Hello and welcome to our Dog Behavior 101 Series!
In this ongoing series we will be walking you through the basics of dog behavior so you can better understand:
- How a happy dog looks
- How a dog’s mind works
- How to communicate with our beloved pets
...and much more! This is your starting point for a happier, more balanced human-dog relationship. We’re so happy you’re here!
Today we’ll be talking about what we’re looking for in a well-behaved dog.
To get things started we’d like to pose a couple of questions:
- What is a trained dog?
- What is a well-behaved dog?
Imagine a dog that can sit, stay, fetch, roll over, play dead, do backflips and drive a car. We would probably say that dog is well trained, correct? Would we also say that they are well-behaved? Not necessarily. Let’s say this same dog does great on leash for a specific handler, but is reactive and tense with another...now how do we feel about the dog’s training/behavior?
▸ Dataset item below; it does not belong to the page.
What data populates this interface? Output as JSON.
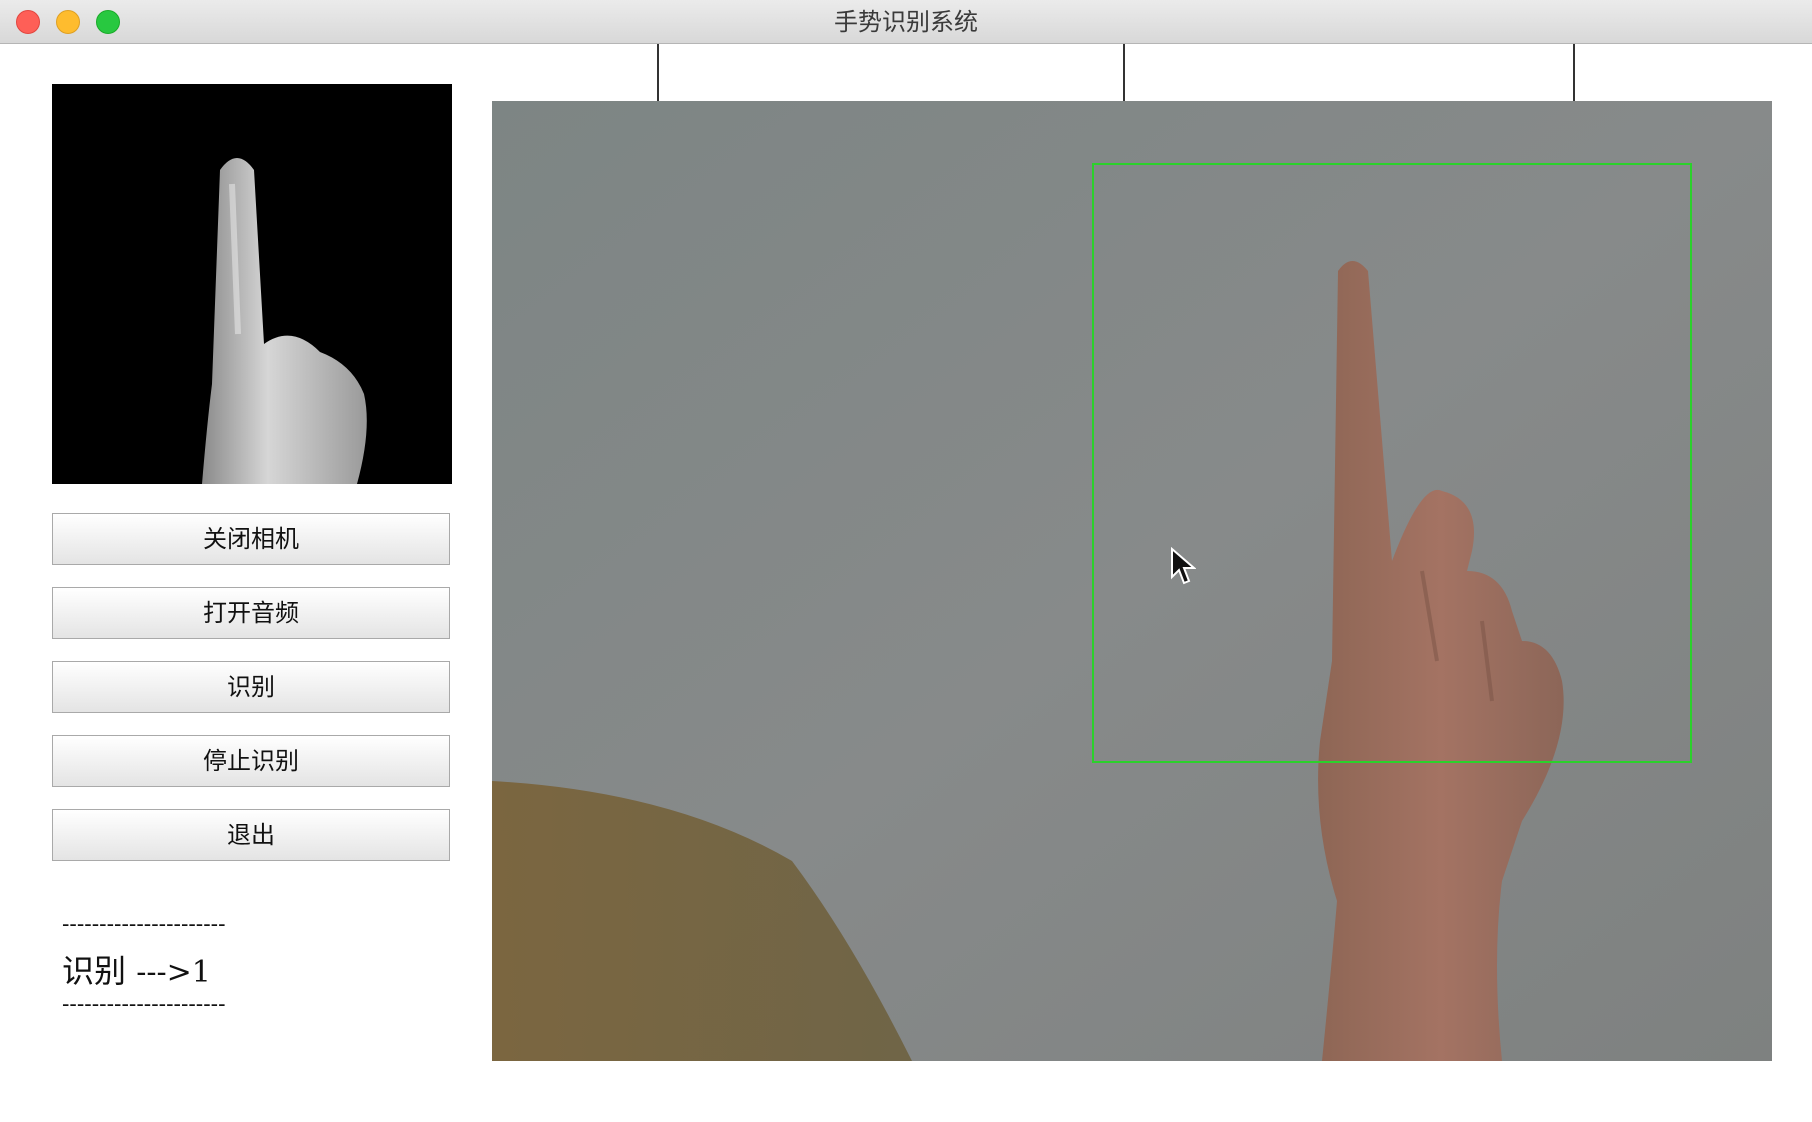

Let’s be honest, most people don’t come to a dog trainer because they want their dog to do cool party tricks. Most people come because there is an issue with their dog’s behavior. The issues are widespread, from chewing furniture, jumping on people, barking, whining or even being aggressive, but the underlying cause is always the same: a lack of balance in the human-dog relationship. When that relationship is balanced, all behavioral issues start to naturally disappear.
You can train a dog to do a lot of things, but if the human-dog relationship is out of balance, there will continue to be unwanted behaviors. A “trained” dog can be completely out of control and hyper. Likewise a well-behaved dog might have no idea what sit or play dead means. A balanced human-dog relationship leads to a dog that is fulfilled by their human. A fulfilled dog is a calm, polite being. A fulfilled dog doesn’t chew through couches or pull on a leash. A fulfilled dog is a well-behaved dog. This is balance.
We believe there are 4 components to balance:
- Behavior: how is our dog being?
- Training: what is our dog doing?
- Relationship: the understanding of dog psychology and leadership – and the execution/follow-through on that knowledge
- Management: the process of dealing with or controlling things. This means physically doing something to manage a future outcome/interaction (Leashing, tethering, crating, muzzling, separating, supervising, exercising, etc..)
First and foremost we want to focus on how our dog is being over what they are doing (that comes later). Is our dog sitting calmly, waiting for direction? Or are they sitting, but shaking and a nervous mess?
To that end, a dog isn’t a robot, nor do we want them to be. We want our dogs to look to us for guidance and direction. That’s far more important (especially initially) than whether or not our dogs can balance a treat on their nose. Therein lies the biggest difference between traditional dog “training” and relationship-based behavioral training, which is what we do at Bevill Dog Behavior.
Relationship is the key word here. It’s a two-way street. In relationship-based behavioral training we understand that the human plays an important role in their dog’s behavior. Let’s consider, for example, aggression. If a dog becomes insecure and bites when not advocated for and overwhelmed by rude, invasive humans or dogs, is the dog aggressive? Or has the human failed to live up to their role in the relationship? Are you starting to see the light?
In a balanced relationship a trained dog looks to us for direction and they regularly respond to our direction in a positive manner. A dog won’t look for direction or respond to our requests unless they:
- are fulfilled as animal-dog-breed
- trust our ability to direct and protect
- know all good things come from us
We must fulfill and lead. We must gain Trust, Loyalty, and Respect. Once we do, our dogs can let go and relax – becoming the happy, balanced dogs we want. Remember, this is relationship-based, behavioral training. We don’t deliver robot dogs; we deliver balanced dogs. Understanding that you are responsible for your dog’s behavior is the first step. In the next entry of Dog-Behavior 101 we will dive in deeper into fulfillment, trust and leadership.
For now, we’d like to leave you with this final thought: Good dogs are not trained, they are raised. We look forward to raising good dogs with you.